Our Investment Philosophy
Successful investment is more about understanding and managing risk than forecasting market movements. Over the long term, results depend as much on what you lose in the bad times as what you gain in the good times. Nobody can expect to consistently predict the future, but you can structure a portfolio so as to reduce the scale of probable losses in bear markets while remaining positioned to benefit from bull markets. And you can structure a portfolio so as to minimise the certain losses you will bear in the form of costs and charges. Reducing losses in bear markets can be achieved by paying attention to valuation, diversification and re-balancing.
Valuation is crucial to both risk and return; assets which are highly valued and in great demand have more scope to disappoint, whereas those which are cheaper and out of favour are likely to offer better return prospects. The ideal way to invest is regularly, where the risks around valuation and timing are reduced.

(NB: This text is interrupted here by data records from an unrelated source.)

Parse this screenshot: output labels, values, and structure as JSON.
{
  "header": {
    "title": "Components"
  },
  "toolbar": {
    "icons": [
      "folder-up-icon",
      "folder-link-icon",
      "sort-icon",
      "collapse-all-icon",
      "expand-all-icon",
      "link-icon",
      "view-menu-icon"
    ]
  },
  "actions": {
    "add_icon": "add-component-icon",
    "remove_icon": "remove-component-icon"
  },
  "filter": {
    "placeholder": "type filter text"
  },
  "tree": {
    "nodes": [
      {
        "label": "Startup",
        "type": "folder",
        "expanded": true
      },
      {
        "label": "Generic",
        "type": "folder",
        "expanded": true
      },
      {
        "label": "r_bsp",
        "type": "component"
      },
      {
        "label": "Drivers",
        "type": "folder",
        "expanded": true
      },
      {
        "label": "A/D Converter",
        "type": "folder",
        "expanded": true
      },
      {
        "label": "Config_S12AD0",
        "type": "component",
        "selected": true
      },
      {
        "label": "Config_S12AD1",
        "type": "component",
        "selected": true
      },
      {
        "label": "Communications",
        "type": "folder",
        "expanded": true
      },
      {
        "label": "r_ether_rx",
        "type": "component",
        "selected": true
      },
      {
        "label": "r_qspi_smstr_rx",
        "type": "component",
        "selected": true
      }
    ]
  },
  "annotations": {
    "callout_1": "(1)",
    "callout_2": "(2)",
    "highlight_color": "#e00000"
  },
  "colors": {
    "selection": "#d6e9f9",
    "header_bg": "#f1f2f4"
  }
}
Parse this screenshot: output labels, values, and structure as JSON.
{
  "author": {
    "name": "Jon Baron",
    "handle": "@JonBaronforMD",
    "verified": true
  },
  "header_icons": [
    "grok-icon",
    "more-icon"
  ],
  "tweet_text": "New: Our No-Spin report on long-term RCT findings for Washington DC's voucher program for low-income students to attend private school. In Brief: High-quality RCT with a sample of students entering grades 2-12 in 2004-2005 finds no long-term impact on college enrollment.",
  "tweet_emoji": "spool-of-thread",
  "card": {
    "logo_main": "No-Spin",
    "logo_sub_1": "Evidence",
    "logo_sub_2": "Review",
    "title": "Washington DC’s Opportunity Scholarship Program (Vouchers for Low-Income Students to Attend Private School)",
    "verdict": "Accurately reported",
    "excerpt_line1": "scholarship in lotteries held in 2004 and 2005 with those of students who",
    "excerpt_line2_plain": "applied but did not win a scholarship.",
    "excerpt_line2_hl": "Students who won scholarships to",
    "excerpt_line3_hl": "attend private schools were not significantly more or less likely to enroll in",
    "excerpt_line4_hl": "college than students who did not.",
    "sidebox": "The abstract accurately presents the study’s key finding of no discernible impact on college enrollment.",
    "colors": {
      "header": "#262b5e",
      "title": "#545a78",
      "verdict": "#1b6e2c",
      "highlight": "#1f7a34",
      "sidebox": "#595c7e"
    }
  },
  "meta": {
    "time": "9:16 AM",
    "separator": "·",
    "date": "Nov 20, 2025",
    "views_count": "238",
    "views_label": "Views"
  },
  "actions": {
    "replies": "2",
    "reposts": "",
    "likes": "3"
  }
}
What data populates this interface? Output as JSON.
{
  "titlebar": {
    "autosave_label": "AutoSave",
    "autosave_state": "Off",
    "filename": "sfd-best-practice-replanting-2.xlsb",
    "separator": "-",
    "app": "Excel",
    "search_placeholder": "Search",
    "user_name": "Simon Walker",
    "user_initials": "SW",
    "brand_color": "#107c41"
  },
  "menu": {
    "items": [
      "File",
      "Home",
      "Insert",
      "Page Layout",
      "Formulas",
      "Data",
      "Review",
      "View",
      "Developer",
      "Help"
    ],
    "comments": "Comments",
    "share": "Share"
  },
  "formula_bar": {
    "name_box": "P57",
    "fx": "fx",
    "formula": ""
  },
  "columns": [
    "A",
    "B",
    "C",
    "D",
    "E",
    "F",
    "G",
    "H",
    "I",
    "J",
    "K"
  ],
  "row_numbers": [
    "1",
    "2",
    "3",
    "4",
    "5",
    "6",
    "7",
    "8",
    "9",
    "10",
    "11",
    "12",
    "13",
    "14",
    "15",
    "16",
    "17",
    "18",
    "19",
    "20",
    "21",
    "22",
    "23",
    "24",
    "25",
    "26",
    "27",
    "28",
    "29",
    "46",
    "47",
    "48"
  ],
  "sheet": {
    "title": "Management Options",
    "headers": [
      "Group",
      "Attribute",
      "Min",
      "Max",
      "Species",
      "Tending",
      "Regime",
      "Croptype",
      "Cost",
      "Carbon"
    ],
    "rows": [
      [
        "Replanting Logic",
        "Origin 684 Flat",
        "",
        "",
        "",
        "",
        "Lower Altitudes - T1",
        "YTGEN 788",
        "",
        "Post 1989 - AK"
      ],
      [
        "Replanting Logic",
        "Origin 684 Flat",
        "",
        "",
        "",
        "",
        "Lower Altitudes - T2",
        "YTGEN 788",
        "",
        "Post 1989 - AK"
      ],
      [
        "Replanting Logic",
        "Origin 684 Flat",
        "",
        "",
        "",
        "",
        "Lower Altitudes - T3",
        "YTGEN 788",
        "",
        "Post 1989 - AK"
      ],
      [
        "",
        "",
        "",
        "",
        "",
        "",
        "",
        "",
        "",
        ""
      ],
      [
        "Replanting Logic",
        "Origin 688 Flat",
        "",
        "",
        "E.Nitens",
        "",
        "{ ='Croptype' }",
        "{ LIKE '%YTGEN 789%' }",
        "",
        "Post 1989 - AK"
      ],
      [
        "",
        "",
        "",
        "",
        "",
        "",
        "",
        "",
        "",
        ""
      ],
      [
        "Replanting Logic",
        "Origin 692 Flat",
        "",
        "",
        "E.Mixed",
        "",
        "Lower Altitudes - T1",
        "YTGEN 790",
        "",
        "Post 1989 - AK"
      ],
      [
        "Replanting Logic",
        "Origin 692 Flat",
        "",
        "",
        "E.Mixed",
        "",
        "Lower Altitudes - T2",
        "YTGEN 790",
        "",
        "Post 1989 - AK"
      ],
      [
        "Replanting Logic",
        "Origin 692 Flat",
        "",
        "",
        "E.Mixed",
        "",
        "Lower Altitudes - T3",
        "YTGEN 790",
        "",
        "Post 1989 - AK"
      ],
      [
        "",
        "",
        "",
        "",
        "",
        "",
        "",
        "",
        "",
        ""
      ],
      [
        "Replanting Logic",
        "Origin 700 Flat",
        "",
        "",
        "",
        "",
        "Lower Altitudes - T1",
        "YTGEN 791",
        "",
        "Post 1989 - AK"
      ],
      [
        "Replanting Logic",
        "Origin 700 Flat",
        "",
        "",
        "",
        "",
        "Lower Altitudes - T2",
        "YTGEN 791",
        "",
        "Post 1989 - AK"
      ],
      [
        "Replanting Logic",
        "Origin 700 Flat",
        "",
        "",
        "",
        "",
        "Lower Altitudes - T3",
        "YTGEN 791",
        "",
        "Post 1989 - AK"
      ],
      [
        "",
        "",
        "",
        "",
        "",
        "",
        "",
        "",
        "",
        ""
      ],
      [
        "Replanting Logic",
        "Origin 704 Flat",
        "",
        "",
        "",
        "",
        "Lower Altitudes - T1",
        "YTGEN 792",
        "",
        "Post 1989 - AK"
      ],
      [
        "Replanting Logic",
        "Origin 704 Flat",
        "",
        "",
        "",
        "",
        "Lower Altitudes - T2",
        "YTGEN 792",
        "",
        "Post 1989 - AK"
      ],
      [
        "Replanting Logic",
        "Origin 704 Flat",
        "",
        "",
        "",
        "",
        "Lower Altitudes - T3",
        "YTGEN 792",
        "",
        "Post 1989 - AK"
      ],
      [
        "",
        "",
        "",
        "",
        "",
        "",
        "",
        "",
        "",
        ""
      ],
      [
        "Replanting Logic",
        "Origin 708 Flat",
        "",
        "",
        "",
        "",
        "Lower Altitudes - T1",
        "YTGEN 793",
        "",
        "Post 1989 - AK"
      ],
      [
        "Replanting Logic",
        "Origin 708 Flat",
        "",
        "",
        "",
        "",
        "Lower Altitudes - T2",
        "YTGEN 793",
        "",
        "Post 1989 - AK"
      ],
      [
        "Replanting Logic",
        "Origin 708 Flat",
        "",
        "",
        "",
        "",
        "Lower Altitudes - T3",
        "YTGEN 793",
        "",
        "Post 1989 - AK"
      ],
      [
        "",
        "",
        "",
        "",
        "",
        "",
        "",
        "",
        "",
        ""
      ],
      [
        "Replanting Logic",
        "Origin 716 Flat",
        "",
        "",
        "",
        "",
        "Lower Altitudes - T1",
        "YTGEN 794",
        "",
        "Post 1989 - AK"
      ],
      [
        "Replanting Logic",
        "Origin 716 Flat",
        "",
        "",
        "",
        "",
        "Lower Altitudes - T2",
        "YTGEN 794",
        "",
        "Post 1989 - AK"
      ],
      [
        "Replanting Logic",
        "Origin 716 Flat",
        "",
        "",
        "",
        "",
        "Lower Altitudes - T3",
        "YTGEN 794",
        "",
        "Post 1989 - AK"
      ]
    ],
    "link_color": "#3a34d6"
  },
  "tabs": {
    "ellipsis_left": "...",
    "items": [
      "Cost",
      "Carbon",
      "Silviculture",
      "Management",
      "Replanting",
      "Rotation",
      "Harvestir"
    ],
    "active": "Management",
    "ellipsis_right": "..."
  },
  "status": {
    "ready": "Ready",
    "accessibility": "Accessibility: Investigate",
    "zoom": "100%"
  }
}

Diversification across asset classes, geographies and currencies lies at the heart of prudent risk management. This simple rule was often neglected during the run up to the Global Financial Crisis, when Irish investors built excessive exposure to property and domestic equities. The rich array of Exchange Traded Funds now available brings true diversification within the reach of all investors, large and small. Alternatives such as currencies, commodities, and absolute return strategies have a place in improving the risk/reward profile of most, if not all, portfolios.
Costs can be a major drag on investment returns, a factor often overlooked by the personal investor. Retail charging structures tend to be high, complex and opaque. But investment costs can be managed, by 'shopping around', by well-informed negotiation, and by the use of options such as passive funds/ETFs and execution-only stockbroking.
It is well established that most actively-managed funds tend to fall short of their benchmarks. We believe that a well-structured portfolio should have a significant passive element, where costs can be lower and market-index performance is guaranteed. As the late John Bogle (founder of Vanguard) once said “Don't look for the needle in the haystack. Just buy the haystack!” Actively-managed funds should be used in a highly selective manner, and only where there is conviction about the potential to add value on a net-of-fees basis.